Transgenic mice generation and axonal transport analysis in their optic nerve axons. (A) Vector construction for the transgenic mice. Thy1-deleted KLC-IRES-GFP expresses KLC in which the DnaJ-like domain is deleted and GFP bicistronically under the control of the thy1.2 promoter. (B) Slow axonal transport profile analysed by metabolic-labelling studies. We injected ³⁵S methionine into the vitreous bodies of mouse eyeballs. After 2, 10 or 15 days, consecutive serial segments of the optic nerves were processed. WT (upper panels) and TG (lower panels) show the results for the wild-type and transgenic mice, respectively. The results of supernatants of Hsc71 and GAPDH at day 2/10 and pellets of neurofilament (L; low-molecular weight) and tubulin at day 15 are shown. (C) Profiles of specific bands based on the results shown in (B). Bars show the standard deviation. (D) Fast axonal transport analysed by sciatic nerve ligation studies. We ligated sciatic nerves, and 6 h later, collected nerve segments (3 mm) proximal and distal to the ligature.
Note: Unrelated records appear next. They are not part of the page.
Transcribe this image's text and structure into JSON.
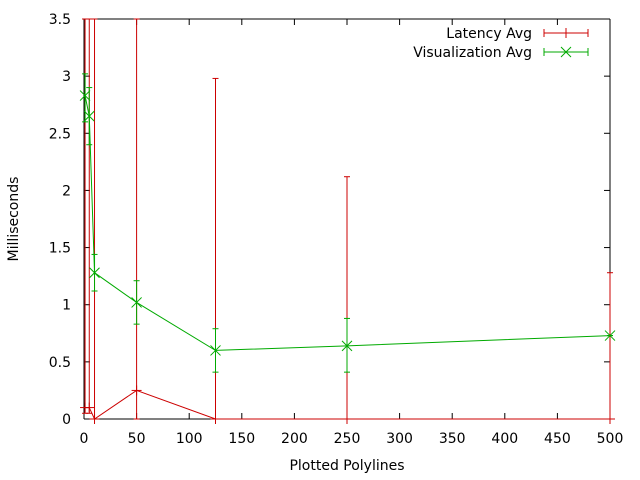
{
  "chart_data": {
    "type": "line",
    "title": "",
    "xlabel": "Plotted Polylines",
    "ylabel": "Milliseconds",
    "xlim": [
      0,
      500
    ],
    "ylim": [
      0,
      3.5
    ],
    "x_ticks": [
      0,
      50,
      100,
      150,
      200,
      250,
      300,
      350,
      400,
      450,
      500
    ],
    "y_ticks": [
      0,
      0.5,
      1,
      1.5,
      2,
      2.5,
      3,
      3.5
    ],
    "x_tick_labels": [
      "0",
      "50",
      "100",
      "150",
      "200",
      "250",
      "300",
      "350",
      "400",
      "450",
      "500"
    ],
    "y_tick_labels": [
      "0",
      "0.5",
      "1",
      "1.5",
      "2",
      "2.5",
      "3",
      "3.5"
    ],
    "grid": false,
    "legend_position": "top-right",
    "series": [
      {
        "name": "Latency Avg",
        "color": "#cc0000",
        "marker": "plus",
        "points": [
          {
            "x": 1,
            "y": 0.1,
            "ylow": 0.05,
            "yhigh": 3.5
          },
          {
            "x": 5,
            "y": 0.1,
            "ylow": 0.05,
            "yhigh": 3.5
          },
          {
            "x": 10,
            "y": 0.0,
            "ylow": 0.0,
            "yhigh": 3.5
          },
          {
            "x": 50,
            "y": 0.25,
            "ylow": 0.0,
            "yhigh": 3.5
          },
          {
            "x": 125,
            "y": 0.0,
            "ylow": 0.0,
            "yhigh": 2.98
          },
          {
            "x": 250,
            "y": 0.0,
            "ylow": 0.0,
            "yhigh": 2.12
          },
          {
            "x": 500,
            "y": 0.0,
            "ylow": 0.0,
            "yhigh": 1.28
          }
        ]
      },
      {
        "name": "Visualization Avg",
        "color": "#00aa00",
        "marker": "cross",
        "points": [
          {
            "x": 1,
            "y": 2.83,
            "ylow": 2.6,
            "yhigh": 3.02
          },
          {
            "x": 5,
            "y": 2.65,
            "ylow": 2.4,
            "yhigh": 2.9
          },
          {
            "x": 10,
            "y": 1.28,
            "ylow": 1.12,
            "yhigh": 1.44
          },
          {
            "x": 50,
            "y": 1.02,
            "ylow": 0.83,
            "yhigh": 1.21
          },
          {
            "x": 125,
            "y": 0.6,
            "ylow": 0.41,
            "yhigh": 0.79
          },
          {
            "x": 250,
            "y": 0.64,
            "ylow": 0.41,
            "yhigh": 0.88
          },
          {
            "x": 500,
            "y": 0.73,
            "ylow": 0.73,
            "yhigh": 0.73
          }
        ]
      }
    ]
  }
}
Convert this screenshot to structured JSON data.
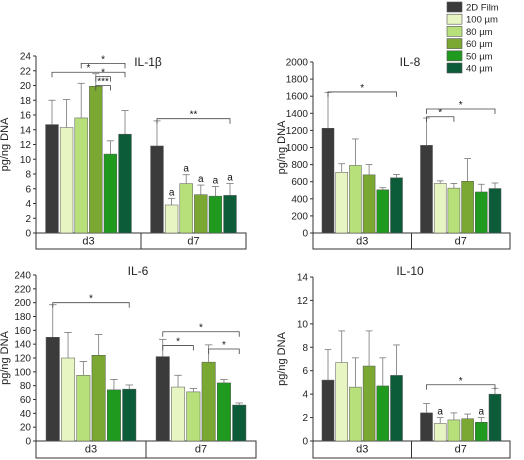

Sciatic nerve segments were analysed by western blot. WT (left panels) and TG (right panels) show the results for the wild-type and transgenic mice, respectively. The proximal/distal ratios of KIF5A (fast axonal marker)/Hsc70 (internal control) signal were 1.254±0.123 (n=8) for wild-type mice and 1.404±0.135 (n=8) for transgenic mice.

Figure 6

Deteriorated axonal cytoarchitecture and ‘dying-back' oligodendrogliopathy with late-onset axonal degeneration in transgenic mice. (A) Semi-thin sections of the transgenic mice stained with toluidine blue. Degenerating axons as accumulating darkly stained structures (black circles) and patches of empty space without axons in the peripheral areas (red circles) are prominent in transgenic mice (TG). Abnormally giant swollen axons (asterisks) that we never encounter in wild-type littermate (WT) are conspicuous in the dorsal compartment of optic nerves. Bar: 20 μm. (B) The slightly dilated axons in transgenic mice (TG) show a biased distribution of microtubules in the axoplasm, compared with wild-type mice (WT). Bar: 500 nm. (C) ‘Dying-back' oligodendrogliopathy of optic nerves, showing atrophic axoplasm (depicted in blue in the negatives), and the severely degenerated and swollen periaxoplasmic inner loop of oligodendroglia. In the lower panel, note the crystalline inclusions within the degenerating inner loop (depicted in red in the negative) of oligodendroglia. Bars: 500 nm.